Back in the day, before the internet and social media, I co-owned a brick-and-mortar lifestyle boutique. Word of mouth, direct mail and print were our main marketing and advertising outlets. They all still play an important role, but today, Facebook and Instagram have taken center stage and have become game changers. It’s like the sky opened up and out dropped this incredible gift. The speed in which you can reach your targeted client is mind-blowing.
To get the most from social media, make each post count. For me, my brand is an extension of who I am. I make sure every post tells a story about what I like to do, where I like to travel and dine, where I like to shop—in other words, something about my brand. Your like-minded prospective clients will enjoy your posts and it will help them connect to you in a genuine way. Be yourself.
Also, share all your collaborations with other design professionals on social media (with their permission). That creates a sense of community. Promoting and supporting one another creates an amazing buzz that I believe helps everyone grow together. “Collaboration Over Competition” is my motto.
Curate a Cohesive Collection
When I founded Urban Loft, I wanted to create a collection that was me, curated with products from different vendors that tell a very clear and cohesive story about Urban Loft. I am a boutique company, so offering a curated collection that clearly communicates my brand to my targeted niche is how I connect with my clients.
What exactly is curating? It’s not just picking things. It’s the art of selecting with intention for an intended purpose. In the world of art exhibitions, one of the curator’s main roles is to develop a theme for an exhibition by selecting, organizing and presenting artworks. More importantly, the curator has to determine who the audience will be and how the selections and the exhibition as a whole will communicate the intended “story” or portray the perspective.
For example, my client base falls into two pretty distinct categories: preppy modern traditional and modern bohemian, sort of like a California cool vibe. These styles each reflect parts of who I am, so I make it my business to research and tailor my “line” of products to fit into these two distinct categories. It has as much to do with sociology and demographics as it does with fabrics, colors and window treatment styles.

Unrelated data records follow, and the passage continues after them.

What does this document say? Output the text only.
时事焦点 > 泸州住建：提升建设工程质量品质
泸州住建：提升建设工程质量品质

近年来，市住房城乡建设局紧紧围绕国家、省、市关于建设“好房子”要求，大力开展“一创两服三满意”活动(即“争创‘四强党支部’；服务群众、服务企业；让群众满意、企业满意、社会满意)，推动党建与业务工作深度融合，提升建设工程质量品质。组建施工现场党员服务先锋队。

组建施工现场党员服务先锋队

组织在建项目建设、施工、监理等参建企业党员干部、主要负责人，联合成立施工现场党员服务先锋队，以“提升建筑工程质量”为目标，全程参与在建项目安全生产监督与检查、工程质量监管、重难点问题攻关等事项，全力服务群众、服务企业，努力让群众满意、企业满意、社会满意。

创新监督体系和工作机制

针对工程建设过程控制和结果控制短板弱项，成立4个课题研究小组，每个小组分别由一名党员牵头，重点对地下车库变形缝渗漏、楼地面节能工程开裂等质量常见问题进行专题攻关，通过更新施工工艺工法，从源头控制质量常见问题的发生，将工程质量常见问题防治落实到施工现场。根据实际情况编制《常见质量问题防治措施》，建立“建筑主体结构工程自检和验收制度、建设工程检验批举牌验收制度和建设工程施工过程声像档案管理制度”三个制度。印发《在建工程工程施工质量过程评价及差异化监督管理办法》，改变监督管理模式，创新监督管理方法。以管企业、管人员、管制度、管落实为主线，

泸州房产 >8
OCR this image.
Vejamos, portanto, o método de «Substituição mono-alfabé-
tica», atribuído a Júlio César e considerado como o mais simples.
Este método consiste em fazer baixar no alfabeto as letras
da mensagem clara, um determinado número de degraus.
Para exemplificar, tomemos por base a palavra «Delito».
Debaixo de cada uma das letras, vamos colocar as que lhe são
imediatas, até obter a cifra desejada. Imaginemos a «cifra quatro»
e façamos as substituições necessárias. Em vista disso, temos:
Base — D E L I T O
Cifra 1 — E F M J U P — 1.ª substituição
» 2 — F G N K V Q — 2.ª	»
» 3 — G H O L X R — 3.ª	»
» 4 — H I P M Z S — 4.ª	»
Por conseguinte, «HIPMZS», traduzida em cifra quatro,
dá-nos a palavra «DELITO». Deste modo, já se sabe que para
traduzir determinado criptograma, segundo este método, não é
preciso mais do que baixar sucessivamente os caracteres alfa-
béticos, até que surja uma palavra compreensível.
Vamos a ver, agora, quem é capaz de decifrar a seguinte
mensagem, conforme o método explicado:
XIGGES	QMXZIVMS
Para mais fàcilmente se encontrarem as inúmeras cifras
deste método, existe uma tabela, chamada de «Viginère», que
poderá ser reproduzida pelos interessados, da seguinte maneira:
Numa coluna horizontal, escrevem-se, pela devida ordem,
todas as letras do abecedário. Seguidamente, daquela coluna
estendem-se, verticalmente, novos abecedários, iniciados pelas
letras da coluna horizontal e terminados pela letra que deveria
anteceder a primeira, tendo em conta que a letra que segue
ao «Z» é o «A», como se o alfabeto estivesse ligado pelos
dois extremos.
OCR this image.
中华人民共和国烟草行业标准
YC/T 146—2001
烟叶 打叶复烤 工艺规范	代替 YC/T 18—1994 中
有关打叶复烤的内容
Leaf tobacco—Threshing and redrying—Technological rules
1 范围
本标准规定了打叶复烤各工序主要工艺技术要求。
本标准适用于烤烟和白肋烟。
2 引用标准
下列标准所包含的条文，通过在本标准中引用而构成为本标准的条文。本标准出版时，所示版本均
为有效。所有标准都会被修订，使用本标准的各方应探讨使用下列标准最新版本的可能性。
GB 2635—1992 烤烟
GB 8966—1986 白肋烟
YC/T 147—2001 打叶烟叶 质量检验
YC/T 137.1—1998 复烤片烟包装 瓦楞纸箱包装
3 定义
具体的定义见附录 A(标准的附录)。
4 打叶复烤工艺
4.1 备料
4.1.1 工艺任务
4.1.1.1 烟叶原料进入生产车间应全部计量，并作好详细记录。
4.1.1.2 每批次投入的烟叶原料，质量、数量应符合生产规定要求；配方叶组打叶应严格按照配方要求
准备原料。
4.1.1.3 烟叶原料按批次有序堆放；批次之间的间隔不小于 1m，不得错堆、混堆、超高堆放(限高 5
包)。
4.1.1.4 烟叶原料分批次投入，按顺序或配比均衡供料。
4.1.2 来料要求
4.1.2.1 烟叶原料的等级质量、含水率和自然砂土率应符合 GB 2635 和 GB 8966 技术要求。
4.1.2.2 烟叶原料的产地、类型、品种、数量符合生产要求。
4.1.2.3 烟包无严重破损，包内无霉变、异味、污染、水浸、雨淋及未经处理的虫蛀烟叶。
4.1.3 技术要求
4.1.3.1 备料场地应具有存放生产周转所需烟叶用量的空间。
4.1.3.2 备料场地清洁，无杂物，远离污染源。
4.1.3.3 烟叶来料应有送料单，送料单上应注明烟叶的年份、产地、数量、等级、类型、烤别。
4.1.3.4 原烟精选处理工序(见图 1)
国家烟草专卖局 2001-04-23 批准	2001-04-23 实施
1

Each season, I decide what our “look” is going to be and then I focus on a few vendors. I buy tight and deep within their lines, which makes quoting and ordering easier—and means I don’t have to carry as much in my car on any given day. I sell tons of white and natural linens, so I develop options in all kinds of linen weights, weaves and price points. Woven wood romans are popular right now, so I search high and low for the best woven wood shades with the best operating mechanisms at the best price and quality.
We all have our favorite go-to lines, of course, but mix in some independent lines and build a collection that is always evolving within the parameters you have set for your company. As designers, we are tastemakers and our clients rely on us to guide them. Every season, introduce new fabric collections that you curate from your favorite fabric houses. Try a private label program. Source unique shades from Europe and on-trend hardware options. This keeps things fresh, will engage your clients emotionally and will help drive your company’s image.
Tell your story by being mindful of everything that you offer through your company. It’s a very personal and instinctive exercise since each of us is unique in what we have to offer. You will connect with your target audience and your clients will trust you and follow your lead.
Claudia Clobes Yudis is the owner of the Philadelphia-area firm Urban Loft Window Treatments. A lover of art history with an eye for timeless and beautiful design, she is also a natural-born connector. Yudis is one of Window Fashion VISION’s Window Fashion Influencers.